Vor 30 Jahren wurde die Singener August-Rufstraße zur Fußgängerzone. Das Projekt war von einer Welle der Begeisterung getragen, doch Hausbesitzer hatten durchaus auch Sorgen, was das für die Nutzbarkeit ihrer Immobilie in der Zukunft bedeuten würde. Was für eine Wertigkeit werde die Fußgängerzone bringen? Keine Dollarzeichen in den Augen hatte Lothar Hänssler. An der Ecke August-Rufstraße/Schwarzwaldstraße gehörte ihm ein absolutes Spitzengrundstück. Da hat sich bis heute nichts verändert. Sein Geschäftshaus mit Blumen Mauch im Erdgeschoss ist weiter mit Leben erfüllt. Seine Stadtvilla nebenan hat nur einen neuen Anstrich erhalten. Und dahinter grünt und blüht es im Garten: “Onkel Lothars Oase“ nahe der Fußgängerzone. Hier hat ein Mann ganz anderer Art Stadtgeschichte geschrieben, still und beharrlich, aber auf jeden Fall wirkungsvoll. Er hielt nie große Reden, obwohl er Ahnung vom Thema gehabt hätte; er war gelernter Architekt und wirkte einmal als Ortsbaumeister in Weimar. In Singen war er Vermieter des „Schwarzwälder Boten“ und somit auch mein Ansprechpartner. Klopften auswärtige Investoren bei ihm an, rief er mich oftmals hinzu. Rundum gelebte Stadtentwicklung im Dialog.

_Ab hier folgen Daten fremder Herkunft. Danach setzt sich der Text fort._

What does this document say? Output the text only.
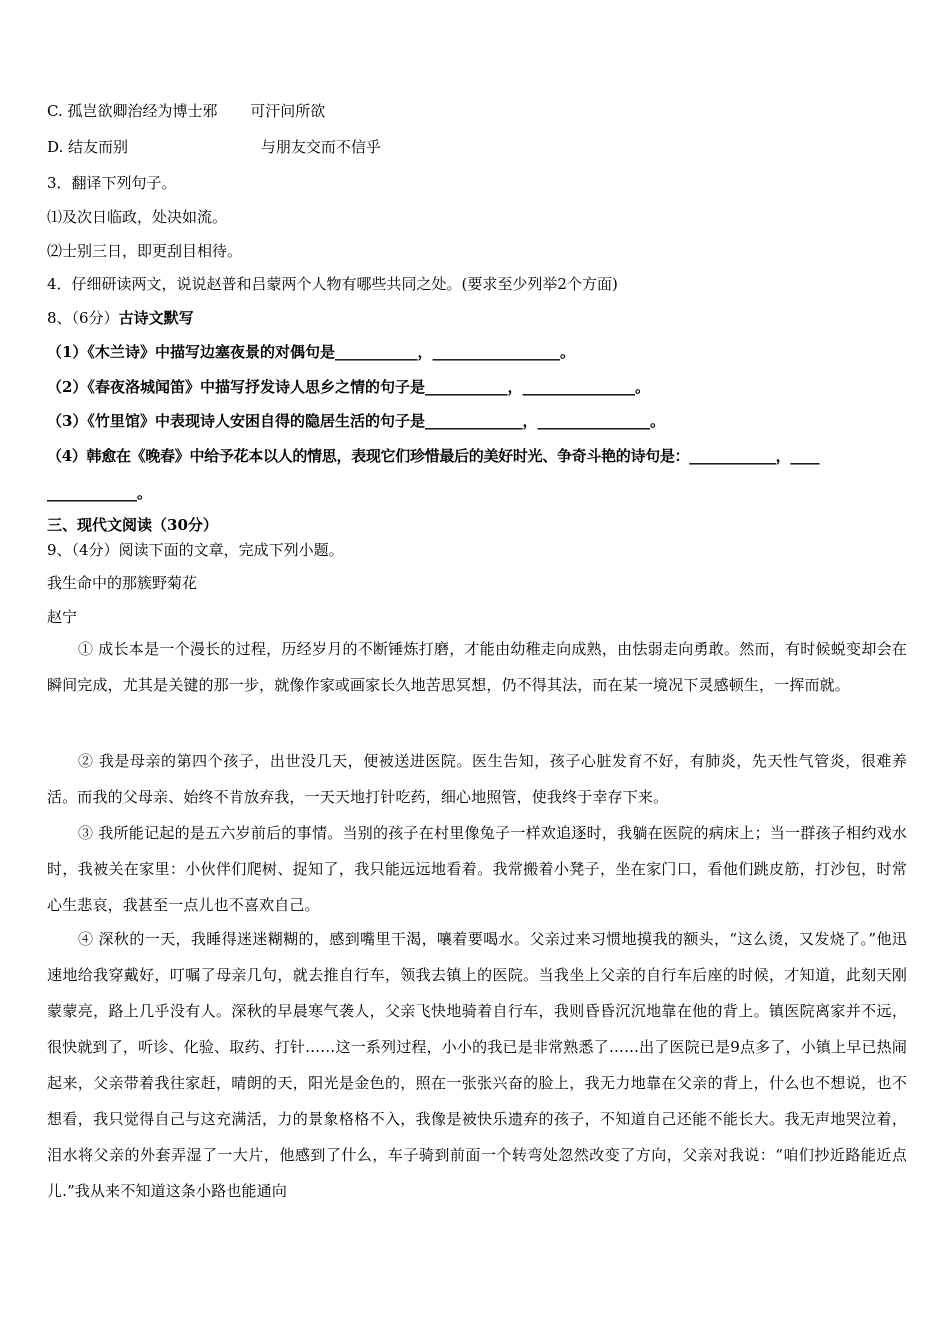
C. 孤岂欲卿治经为博士邪 可汗问所欲
D. 结友而别	与朋友交而不信乎
3．翻译下列句子。
⑴及次日临政，处决如流。
⑵士别三日，即更刮目相待。
4．仔细研读两文，说说赵普和吕蒙两个人物有哪些共同之处。(要求至少列举2个方面)
8、（6分）古诗文默写
（1）《木兰诗》中描写边塞夜景的对偶句是___________，_________________。
（2）《春夜洛城闻笛》中描写抒发诗人思乡之情的句子是___________，_______________。
（3）《竹里馆》中表现诗人安困自得的隐居生活的句子是_____________，_______________。
（4）韩愈在《晚春》中给予花本以人的情思，表现它们珍惜最后的美好时光、争奇斗艳的诗句是：____________，____
____________。
三、现代文阅读（30分）
9、（4分）阅读下面的文章，完成下列小题。
我生命中的那簇野菊花
赵宁
① 成长本是一个漫长的过程，历经岁月的不断锤炼打磨，才能由幼稚走向成熟，由怯弱走向勇敢。然而，有时候蜕变却会在瞬间完成，尤其是关键的那一步，就像作家或画家长久地苦思冥想，仍不得其法，而在某一境况下灵感顿生，一挥而就。
② 我是母亲的第四个孩子，出世没几天，便被送进医院。医生告知，孩子心脏发育不好，有肺炎，先天性气管炎，很难养活。而我的父母亲、始终不肯放弃我，一天天地打针吃药，细心地照管，使我终于幸存下来。
③ 我所能记起的是五六岁前后的事情。当别的孩子在村里像兔子一样欢追逐时，我躺在医院的病床上；当一群孩子相约戏水时，我被关在家里：小伙伴们爬树、捉知了，我只能远远地看着。我常搬着小凳子，坐在家门口，看他们跳皮筋，打沙包，时常心生悲哀，我甚至一点儿也不喜欢自己。
④ 深秋的一天，我睡得迷迷糊糊的，感到嘴里干渴，嚷着要喝水。父亲过来习惯地摸我的额头，“这么烫，又发烧了。”他迅速地给我穿戴好，叮嘱了母亲几句，就去推自行车，领我去镇上的医院。当我坐上父亲的自行车后座的时候，才知道，此刻天刚蒙蒙亮，路上几乎没有人。深秋的早晨寒气袭人，父亲飞快地骑着自行车，我则昏昏沉沉地靠在他的背上。镇医院离家并不远，很快就到了，听诊、化验、取药、打针……这一系列过程，小小的我已是非常熟悉了……出了医院已是9点多了，小镇上早已热闹起来，父亲带着我往家赶，晴朗的天，阳光是金色的，照在一张张兴奋的脸上，我无力地靠在父亲的背上，什么也不想说，也不想看，我只觉得自己与这充满活，力的景象格格不入，我像是被快乐遗弃的孩子，不知道自己还能不能长大。我无声地哭泣着，泪水将父亲的外套弄湿了一大片，他感到了什么，车子骑到前面一个转弯处忽然改变了方向，父亲对我说：“咱们抄近路能近点儿.”我从来不知道这条小路也能通向
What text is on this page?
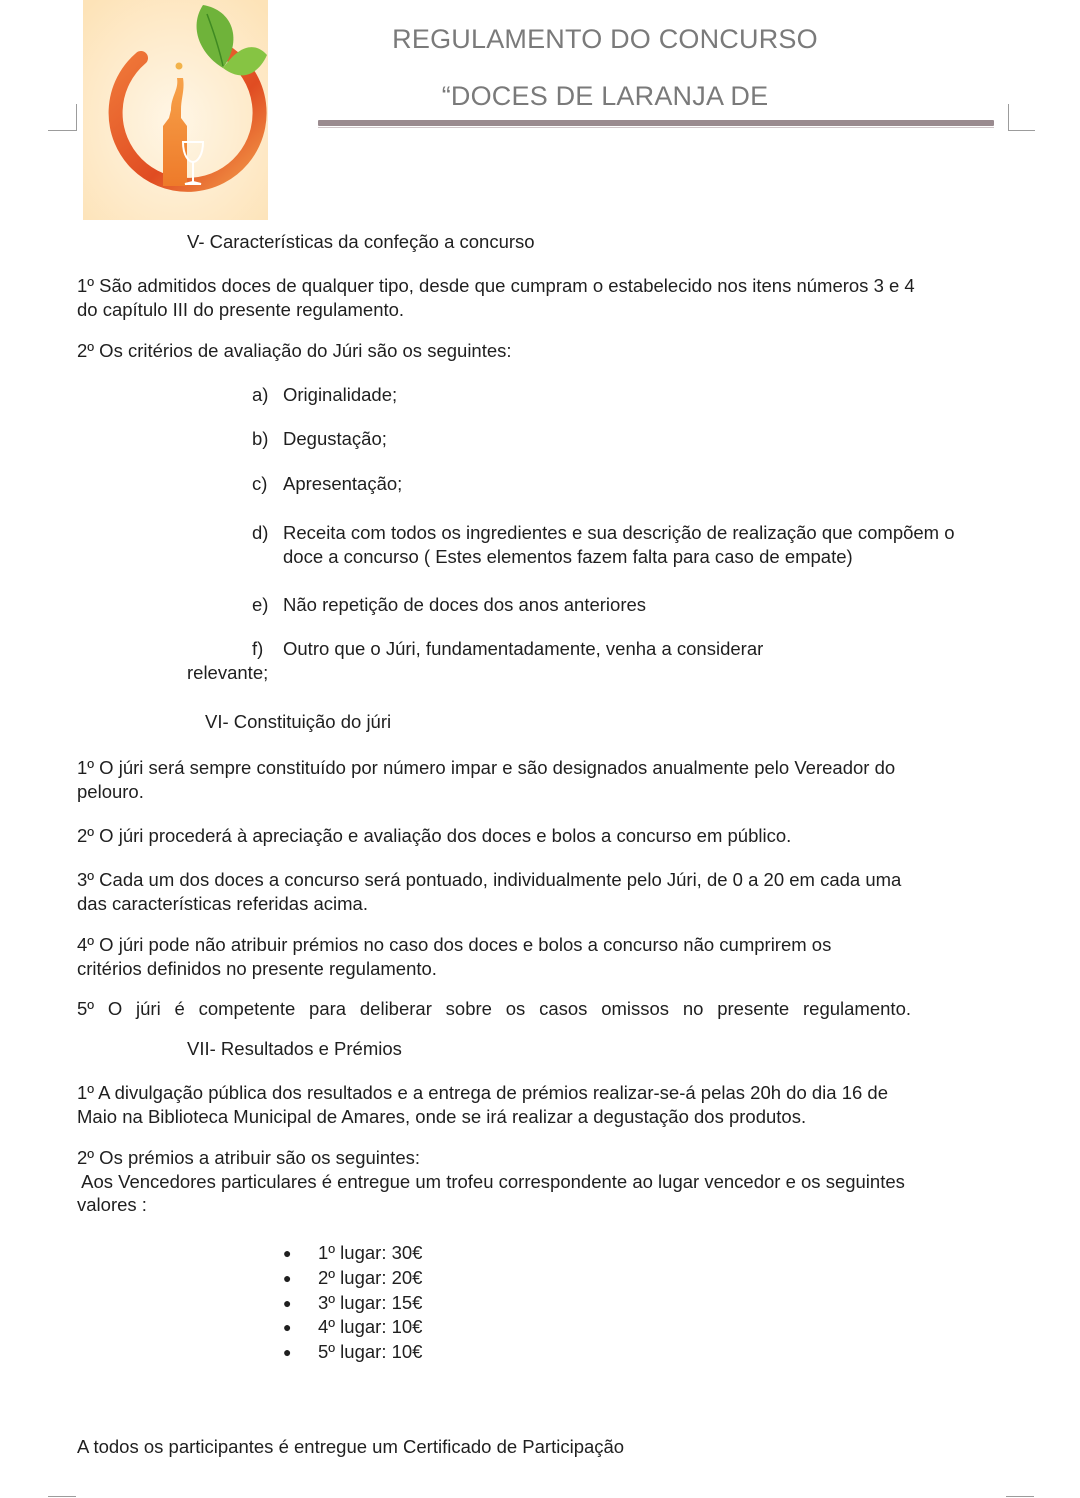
REGULAMENTO DO CONCURSO
“DOCES DE LARANJA DE
V- Características da confeção a concurso
1º São admitidos doces de qualquer tipo, desde que cumpram o estabelecido nos itens números 3 e 4
do capítulo III do presente regulamento.
2º Os critérios de avaliação do Júri são os seguintes:
a) Originalidade;
b) Degustação;
c) Apresentação;
d) Receita com todos os ingredientes e sua descrição de realização que compõem o
doce a concurso ( Estes elementos fazem falta para caso de empate)
e) Não repetição de doces dos anos anteriores
f) Outro que o Júri, fundamentadamente, venha a considerar
relevante;
VI- Constituição do júri
1º O júri será sempre constituído por número impar e são designados anualmente pelo Vereador do
pelouro.
2º O júri procederá à apreciação e avaliação dos doces e bolos a concurso em público.
3º Cada um dos doces a concurso será pontuado, individualmente pelo Júri, de 0 a 20 em cada uma
das características referidas acima.
4º O júri pode não atribuir prémios no caso dos doces e bolos a concurso não cumprirem os
critérios definidos no presente regulamento.
5º O júri é competente para deliberar sobre os casos omissos no presente regulamento.
VII- Resultados e Prémios
1º A divulgação pública dos resultados e a entrega de prémios realizar-se-á pelas 20h do dia 16 de
Maio na Biblioteca Municipal de Amares, onde se irá realizar a degustação dos produtos.
2º Os prémios a atribuir são os seguintes:
Aos Vencedores particulares é entregue um trofeu correspondente ao lugar vencedor e os seguintes
valores :
● 1º lugar: 30€
● 2º lugar: 20€
● 3º lugar: 15€
● 4º lugar: 10€
● 5º lugar: 10€
A todos os participantes é entregue um Certificado de Participação
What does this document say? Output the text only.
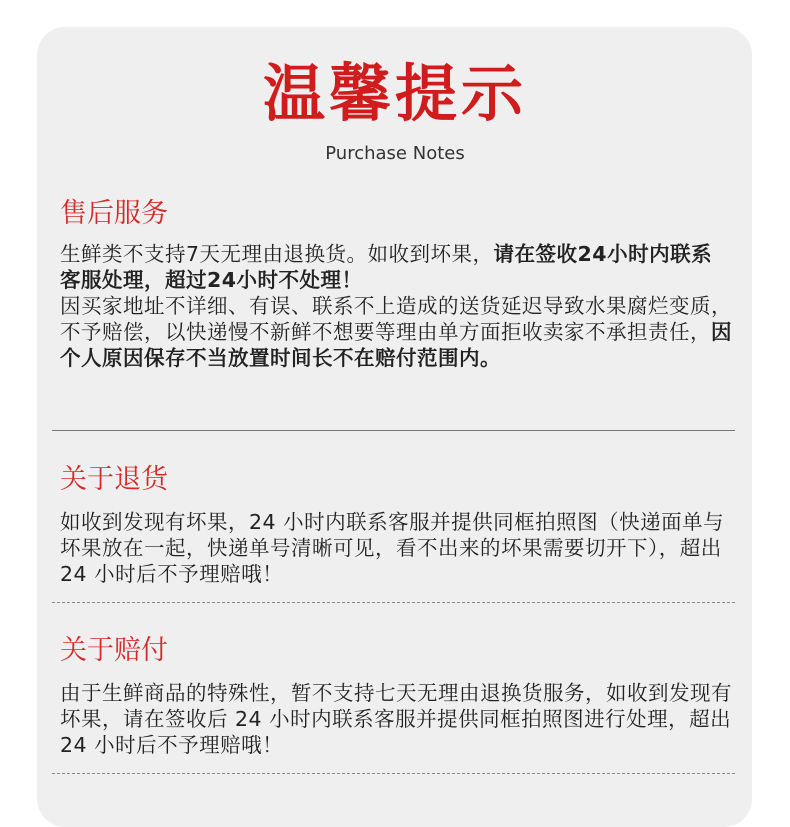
温馨提示
Purchase Notes
售后服务
生鲜类不支持7天无理由退换货。如收到坏果，请在签收24小时内联系客服处理，超过24小时不处理！
因买家地址不详细、有误、联系不上造成的送货延迟导致水果腐烂变质，不予赔偿，以快递慢不新鲜不想要等理由单方面拒收卖家不承担责任，因个人原因保存不当放置时间长不在赔付范围内。
关于退货
如收到发现有坏果，24 小时内联系客服并提供同框拍照图（快递面单与坏果放在一起，快递单号清晰可见，看不出来的坏果需要切开下），超出 24 小时后不予理赔哦！
关于赔付
由于生鲜商品的特殊性，暂不支持七天无理由退换货服务，如收到发现有坏果，请在签收后 24 小时内联系客服并提供同框拍照图进行处理，超出 24 小时后不予理赔哦！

Spannend war schon die erste Bürgerinformation zur Umgestaltung der August-Rufstraße zur Fußgängerzone in den Räumen der „Alten Sparkasse“. Die Schönheit der neuen Flanierzone wurde gepriesen, der rechtliche Eingriff durch die Umwidmung gleichsam zur Petitesse degradiert. Die Alternative einer verkehrsberuhigten Zone spielte kaum noch eine Rolle. Offen blieb natürlich die Frage der Zufahrt zu den Geschäften und Grundstücken. Die wurde weitgehend in die privaten Gesprächsrunden verschoben. Eine meiner offenen Fragen war die nach der Zufahrt zu den Arztpraxen. Notfälle gab es bei den Augenärzten in unserem Haus, über den Kinos befand sich eine so ausgewiesene Unfallpraxis. Andere klagten über die vielen Banken an der neuen Fußgängerzone. Die Experten des Rathauses gaben sich weise: Der Besatz an der Straße würde sich durch die Umwidmung sowieso ändern.

Speziell war unsere Runde mit Lothar Hänssler, denn zwischen seinen beiden Häusern gab es eine Zufahrt, in der bis zu drei Autos parken konnten. Meines war häufig dabei gewesen. Während der großen Baustelle rings um unsere Eingangstür (gegenüber entstand zeitgleich der neue Heikorn) hatte der Verlag mir einen Stellplatz im Parkhaus Schwarzwaldstraße angemietet. Aber es ging natürlich um die Zukunft von Onkel Lothars Grundstückszufahrt, die auch der benachbarte Tabakhändler Freitag brauchte. Alles schien klar zu sein, bis Lothar Hänssler in höchster Aufregung zu mir kam: Vor seiner Zufahrt werde gerade für das Pflanzloch eines künftigen großen Baumes der Fußgängerzone von einem Bagger ausgehoben! Baustopp beantragen? Die wackelige Baurechtsgrundlage zum Explodieren bringen? Hänssler sah mich hilfesuchend aus ängstlich dreinblickenden Augen an. Seinen Neffen Peter hatte er auch nicht erreicht. Was tun? Ich rief Oberbürgermeister Friedhelm Möhrle an. Der schickte Bauamtsleiter Rüdiger Neef mit Gefolge an den Tatort. Heiße Diskussionsrunden folgten. Das Ergebnis ist bis heute sichtbar: Kein Baum, eine Zufahrt und später noch ein Gatter davor.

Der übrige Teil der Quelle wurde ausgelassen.